Point 1 -- Know what metadata is and how IT is using it. Metadata is a linchpin of document retention, which is founded on knowing the creation and modification dates of a piece of data. There are other metadata attached to files as well, such as creators, document types, and respondents and attachments in the case of email. Lawyers should work with IT to understand the nature of metadata and how to use it and preserve it. In the case of IT, they should be using software tools that classify electronically stored information (ESI) by metadata.
Point 2 -- Preserve all metadata with ESI and produce as requested. In Bray & Gillespie v. Lexington, B&G had correctly preserved metadata with its large ESI collection -- hundreds of thousands of emails, files, and attachments. But then B&G's lawyers took it upon themselves to strip the metadata from the collection and produce it as graphic images, even though the Lexington lawyers had requested native files in the meet-and-confer. This left the large collection completely unsearchable. Opposing counsel bitterly complained, and the judge agreed. This resulted in serious sanctions on both the offending law firm and its individual lawyers.

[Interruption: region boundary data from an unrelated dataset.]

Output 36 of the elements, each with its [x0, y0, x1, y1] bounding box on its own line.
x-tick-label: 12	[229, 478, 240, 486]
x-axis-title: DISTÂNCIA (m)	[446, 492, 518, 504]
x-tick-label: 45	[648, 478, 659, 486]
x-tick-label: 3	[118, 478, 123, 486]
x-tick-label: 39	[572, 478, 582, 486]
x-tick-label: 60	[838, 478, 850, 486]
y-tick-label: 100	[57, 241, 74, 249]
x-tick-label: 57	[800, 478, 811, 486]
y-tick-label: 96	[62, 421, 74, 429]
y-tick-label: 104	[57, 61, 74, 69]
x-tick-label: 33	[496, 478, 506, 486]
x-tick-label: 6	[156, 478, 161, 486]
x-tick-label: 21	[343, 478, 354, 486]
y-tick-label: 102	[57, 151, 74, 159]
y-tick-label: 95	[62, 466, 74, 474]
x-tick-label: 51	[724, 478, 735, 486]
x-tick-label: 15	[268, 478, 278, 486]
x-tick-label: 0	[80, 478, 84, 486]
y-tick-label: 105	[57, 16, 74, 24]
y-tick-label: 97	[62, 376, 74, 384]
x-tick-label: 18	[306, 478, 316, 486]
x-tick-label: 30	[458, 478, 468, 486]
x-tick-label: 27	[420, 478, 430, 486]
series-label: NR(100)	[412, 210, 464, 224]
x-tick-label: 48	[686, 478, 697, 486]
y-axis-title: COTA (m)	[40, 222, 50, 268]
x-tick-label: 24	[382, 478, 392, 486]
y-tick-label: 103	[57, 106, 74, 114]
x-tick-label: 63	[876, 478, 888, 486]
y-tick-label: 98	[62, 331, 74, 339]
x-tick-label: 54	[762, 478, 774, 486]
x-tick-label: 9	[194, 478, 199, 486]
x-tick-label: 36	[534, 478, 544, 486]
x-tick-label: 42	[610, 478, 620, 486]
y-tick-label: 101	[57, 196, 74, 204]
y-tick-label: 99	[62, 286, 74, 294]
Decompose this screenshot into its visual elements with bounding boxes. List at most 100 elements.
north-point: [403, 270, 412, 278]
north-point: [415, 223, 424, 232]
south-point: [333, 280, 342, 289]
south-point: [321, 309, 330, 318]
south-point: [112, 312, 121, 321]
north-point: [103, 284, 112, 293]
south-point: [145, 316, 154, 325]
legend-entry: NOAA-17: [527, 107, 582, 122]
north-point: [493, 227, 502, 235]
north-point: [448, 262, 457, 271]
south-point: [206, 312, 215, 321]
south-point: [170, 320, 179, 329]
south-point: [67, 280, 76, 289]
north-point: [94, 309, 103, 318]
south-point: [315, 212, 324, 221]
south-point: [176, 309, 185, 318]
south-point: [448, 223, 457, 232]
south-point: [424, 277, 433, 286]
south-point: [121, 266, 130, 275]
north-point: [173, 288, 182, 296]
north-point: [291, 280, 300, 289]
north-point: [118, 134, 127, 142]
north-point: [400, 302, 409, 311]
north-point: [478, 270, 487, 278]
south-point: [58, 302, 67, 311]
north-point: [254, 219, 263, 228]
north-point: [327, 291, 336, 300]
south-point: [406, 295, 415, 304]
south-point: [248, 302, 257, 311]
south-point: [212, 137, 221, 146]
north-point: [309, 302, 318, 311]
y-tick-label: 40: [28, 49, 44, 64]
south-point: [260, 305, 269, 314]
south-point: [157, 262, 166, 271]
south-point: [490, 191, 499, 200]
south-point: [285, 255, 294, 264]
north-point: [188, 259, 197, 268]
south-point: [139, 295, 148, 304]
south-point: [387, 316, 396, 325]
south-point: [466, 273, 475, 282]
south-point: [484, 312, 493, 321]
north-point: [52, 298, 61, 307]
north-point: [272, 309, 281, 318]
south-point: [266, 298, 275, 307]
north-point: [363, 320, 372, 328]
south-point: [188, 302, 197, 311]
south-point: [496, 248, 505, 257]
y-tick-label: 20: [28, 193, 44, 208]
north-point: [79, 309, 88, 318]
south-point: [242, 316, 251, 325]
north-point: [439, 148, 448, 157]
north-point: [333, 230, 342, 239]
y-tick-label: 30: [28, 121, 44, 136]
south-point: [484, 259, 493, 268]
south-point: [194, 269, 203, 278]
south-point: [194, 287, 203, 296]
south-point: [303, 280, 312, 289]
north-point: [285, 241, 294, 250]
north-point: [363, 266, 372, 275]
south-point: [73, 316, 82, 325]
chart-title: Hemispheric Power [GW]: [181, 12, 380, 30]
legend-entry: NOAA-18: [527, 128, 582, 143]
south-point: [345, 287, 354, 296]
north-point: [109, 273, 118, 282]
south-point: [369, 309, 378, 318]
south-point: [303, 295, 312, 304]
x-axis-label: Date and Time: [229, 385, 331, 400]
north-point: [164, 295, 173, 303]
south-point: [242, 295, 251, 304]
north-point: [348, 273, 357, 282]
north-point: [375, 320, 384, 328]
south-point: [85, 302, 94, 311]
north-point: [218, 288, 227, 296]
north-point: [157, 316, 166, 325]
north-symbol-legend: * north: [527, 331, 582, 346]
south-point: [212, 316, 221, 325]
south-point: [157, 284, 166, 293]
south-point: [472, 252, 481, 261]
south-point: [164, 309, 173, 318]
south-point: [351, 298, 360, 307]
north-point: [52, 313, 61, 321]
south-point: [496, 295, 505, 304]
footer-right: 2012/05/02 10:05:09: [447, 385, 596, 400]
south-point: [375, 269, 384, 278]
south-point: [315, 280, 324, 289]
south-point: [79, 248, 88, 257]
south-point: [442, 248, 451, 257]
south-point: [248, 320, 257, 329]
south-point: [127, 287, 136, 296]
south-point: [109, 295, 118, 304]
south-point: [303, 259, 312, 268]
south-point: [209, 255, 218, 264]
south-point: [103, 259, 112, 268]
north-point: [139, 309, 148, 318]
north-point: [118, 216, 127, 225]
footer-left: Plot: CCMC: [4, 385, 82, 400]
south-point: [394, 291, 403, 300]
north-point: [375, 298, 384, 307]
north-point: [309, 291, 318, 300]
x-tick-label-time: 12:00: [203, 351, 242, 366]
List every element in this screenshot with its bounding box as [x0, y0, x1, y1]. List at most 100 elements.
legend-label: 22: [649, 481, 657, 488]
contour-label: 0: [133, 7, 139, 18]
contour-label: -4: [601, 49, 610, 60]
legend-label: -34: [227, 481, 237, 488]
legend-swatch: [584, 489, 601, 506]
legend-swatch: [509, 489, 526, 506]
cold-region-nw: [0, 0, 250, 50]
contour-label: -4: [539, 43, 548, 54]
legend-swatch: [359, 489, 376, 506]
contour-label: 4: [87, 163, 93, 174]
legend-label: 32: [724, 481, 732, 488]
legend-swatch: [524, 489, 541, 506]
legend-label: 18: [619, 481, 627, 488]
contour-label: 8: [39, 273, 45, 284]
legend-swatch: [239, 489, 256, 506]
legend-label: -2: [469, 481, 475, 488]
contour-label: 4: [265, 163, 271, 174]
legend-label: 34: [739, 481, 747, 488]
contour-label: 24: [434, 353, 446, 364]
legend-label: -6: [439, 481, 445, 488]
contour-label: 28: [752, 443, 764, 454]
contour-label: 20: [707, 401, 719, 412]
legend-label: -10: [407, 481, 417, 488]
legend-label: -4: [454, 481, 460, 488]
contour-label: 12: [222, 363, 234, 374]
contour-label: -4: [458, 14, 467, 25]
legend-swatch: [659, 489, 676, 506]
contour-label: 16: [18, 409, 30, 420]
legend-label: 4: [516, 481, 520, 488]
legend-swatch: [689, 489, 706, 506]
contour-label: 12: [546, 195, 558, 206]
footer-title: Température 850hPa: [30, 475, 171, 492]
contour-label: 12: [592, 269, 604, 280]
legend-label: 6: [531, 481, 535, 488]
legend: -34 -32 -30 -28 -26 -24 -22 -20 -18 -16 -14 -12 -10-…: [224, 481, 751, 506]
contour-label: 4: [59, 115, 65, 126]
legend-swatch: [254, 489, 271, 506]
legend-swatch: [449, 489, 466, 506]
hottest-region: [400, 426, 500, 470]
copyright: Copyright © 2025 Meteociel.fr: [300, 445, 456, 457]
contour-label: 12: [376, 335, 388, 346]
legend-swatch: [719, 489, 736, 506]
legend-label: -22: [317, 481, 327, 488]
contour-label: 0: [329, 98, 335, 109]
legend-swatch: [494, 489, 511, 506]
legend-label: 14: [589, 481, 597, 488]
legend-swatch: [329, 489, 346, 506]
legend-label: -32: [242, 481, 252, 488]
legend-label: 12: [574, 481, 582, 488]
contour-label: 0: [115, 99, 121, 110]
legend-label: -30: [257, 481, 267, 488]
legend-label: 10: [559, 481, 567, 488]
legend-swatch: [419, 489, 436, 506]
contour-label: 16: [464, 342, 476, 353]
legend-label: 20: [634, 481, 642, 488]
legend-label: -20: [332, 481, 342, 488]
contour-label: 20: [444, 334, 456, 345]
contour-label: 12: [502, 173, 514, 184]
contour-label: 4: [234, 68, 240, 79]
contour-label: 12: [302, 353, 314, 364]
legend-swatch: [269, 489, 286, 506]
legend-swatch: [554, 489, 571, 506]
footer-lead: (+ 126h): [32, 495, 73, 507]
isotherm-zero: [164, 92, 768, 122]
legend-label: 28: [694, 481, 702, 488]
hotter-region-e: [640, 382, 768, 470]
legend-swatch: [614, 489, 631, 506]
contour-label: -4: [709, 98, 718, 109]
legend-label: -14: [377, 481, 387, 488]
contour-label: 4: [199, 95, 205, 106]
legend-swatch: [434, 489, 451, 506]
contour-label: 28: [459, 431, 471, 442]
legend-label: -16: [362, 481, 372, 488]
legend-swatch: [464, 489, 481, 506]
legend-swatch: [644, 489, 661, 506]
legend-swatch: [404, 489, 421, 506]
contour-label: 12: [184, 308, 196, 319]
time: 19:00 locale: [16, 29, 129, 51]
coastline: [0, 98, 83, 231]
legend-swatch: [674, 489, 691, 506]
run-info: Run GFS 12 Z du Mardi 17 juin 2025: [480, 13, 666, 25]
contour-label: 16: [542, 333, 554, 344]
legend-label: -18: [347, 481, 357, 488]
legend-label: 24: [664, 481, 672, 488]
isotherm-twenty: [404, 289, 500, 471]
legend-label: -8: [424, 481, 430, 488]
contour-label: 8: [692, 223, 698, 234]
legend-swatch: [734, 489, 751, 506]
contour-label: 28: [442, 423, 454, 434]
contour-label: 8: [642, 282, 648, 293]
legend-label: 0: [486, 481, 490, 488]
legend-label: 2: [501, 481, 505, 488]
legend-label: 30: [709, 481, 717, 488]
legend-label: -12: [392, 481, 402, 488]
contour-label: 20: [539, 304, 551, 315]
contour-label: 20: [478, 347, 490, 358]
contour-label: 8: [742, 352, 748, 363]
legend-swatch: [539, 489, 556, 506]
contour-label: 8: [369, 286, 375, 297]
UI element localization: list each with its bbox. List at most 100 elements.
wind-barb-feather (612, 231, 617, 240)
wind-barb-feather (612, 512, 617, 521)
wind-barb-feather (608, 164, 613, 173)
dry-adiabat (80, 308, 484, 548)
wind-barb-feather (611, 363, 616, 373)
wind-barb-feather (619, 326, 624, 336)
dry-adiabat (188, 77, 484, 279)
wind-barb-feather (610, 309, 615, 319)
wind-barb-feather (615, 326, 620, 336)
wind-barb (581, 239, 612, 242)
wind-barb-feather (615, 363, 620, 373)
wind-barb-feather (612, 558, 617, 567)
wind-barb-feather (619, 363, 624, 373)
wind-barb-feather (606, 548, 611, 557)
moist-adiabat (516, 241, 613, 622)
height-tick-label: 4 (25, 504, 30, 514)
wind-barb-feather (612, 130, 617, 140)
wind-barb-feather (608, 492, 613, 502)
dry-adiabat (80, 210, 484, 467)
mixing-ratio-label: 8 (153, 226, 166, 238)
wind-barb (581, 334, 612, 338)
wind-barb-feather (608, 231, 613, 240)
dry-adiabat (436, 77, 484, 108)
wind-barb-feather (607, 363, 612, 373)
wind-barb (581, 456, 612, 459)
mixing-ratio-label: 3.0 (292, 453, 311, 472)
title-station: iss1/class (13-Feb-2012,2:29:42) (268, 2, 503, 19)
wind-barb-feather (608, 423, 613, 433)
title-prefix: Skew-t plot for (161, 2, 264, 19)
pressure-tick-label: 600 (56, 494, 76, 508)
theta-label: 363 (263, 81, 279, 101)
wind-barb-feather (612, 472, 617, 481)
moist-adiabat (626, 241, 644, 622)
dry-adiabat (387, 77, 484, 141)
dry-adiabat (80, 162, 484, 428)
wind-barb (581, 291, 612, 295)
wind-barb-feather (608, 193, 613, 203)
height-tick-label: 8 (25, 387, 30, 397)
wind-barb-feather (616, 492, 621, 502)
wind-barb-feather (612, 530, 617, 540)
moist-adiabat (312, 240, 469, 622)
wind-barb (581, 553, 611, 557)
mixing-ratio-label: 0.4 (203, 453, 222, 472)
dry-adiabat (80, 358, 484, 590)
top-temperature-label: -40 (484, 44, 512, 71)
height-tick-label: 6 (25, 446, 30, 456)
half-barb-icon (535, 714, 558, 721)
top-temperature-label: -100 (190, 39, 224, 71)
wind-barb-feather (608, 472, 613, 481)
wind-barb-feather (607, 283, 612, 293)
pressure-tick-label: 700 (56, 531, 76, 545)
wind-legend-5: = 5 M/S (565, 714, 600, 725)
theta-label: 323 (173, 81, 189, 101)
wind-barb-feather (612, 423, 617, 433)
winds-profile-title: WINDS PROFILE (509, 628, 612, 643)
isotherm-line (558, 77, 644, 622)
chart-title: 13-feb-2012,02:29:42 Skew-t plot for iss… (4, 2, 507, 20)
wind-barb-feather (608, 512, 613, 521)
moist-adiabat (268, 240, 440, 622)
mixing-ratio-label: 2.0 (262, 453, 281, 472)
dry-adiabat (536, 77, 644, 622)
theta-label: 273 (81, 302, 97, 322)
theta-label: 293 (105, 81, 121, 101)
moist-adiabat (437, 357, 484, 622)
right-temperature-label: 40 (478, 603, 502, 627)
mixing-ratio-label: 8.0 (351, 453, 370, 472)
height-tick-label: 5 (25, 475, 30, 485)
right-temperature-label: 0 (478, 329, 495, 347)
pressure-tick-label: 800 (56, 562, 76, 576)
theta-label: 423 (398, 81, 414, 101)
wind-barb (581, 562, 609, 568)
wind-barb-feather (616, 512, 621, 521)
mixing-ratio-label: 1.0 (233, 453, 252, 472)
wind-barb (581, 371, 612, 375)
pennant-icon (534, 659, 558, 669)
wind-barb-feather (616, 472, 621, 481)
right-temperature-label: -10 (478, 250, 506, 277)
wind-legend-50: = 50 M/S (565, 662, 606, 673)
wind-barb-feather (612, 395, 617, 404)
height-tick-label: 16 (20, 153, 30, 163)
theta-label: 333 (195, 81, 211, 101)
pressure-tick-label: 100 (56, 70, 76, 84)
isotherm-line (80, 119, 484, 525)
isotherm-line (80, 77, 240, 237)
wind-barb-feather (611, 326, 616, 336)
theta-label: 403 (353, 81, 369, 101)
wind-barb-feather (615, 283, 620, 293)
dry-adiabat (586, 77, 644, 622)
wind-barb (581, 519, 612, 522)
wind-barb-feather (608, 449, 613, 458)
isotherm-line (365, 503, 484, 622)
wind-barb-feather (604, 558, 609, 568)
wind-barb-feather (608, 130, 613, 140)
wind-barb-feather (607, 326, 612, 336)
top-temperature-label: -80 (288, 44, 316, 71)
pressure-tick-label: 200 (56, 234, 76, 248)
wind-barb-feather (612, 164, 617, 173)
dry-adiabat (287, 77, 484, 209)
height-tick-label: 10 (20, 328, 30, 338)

Point 3 -- Track everything so you can prove the methods you used to collect preserve and produce ESI, including metadata. The more automated you can make this process the happier you will be and the better defensible evidentiary record you will have. Most e-discovery classification software will track and report on actions -- just make sure that a) your tool can do it before you buy it, and b) you are using the feature. (You'd be surprised)
Point 4 -- At meet-and-confer, attorneys should already know the method that IT is using to preserve ESI with metadata, and should be prepared to intelligently propound or respond. All too often metadata is a fuzzy concept in lawyerly minds. It is IT's place to educate them, and to use the software tools that classify, preserve, and produce metadata along with files.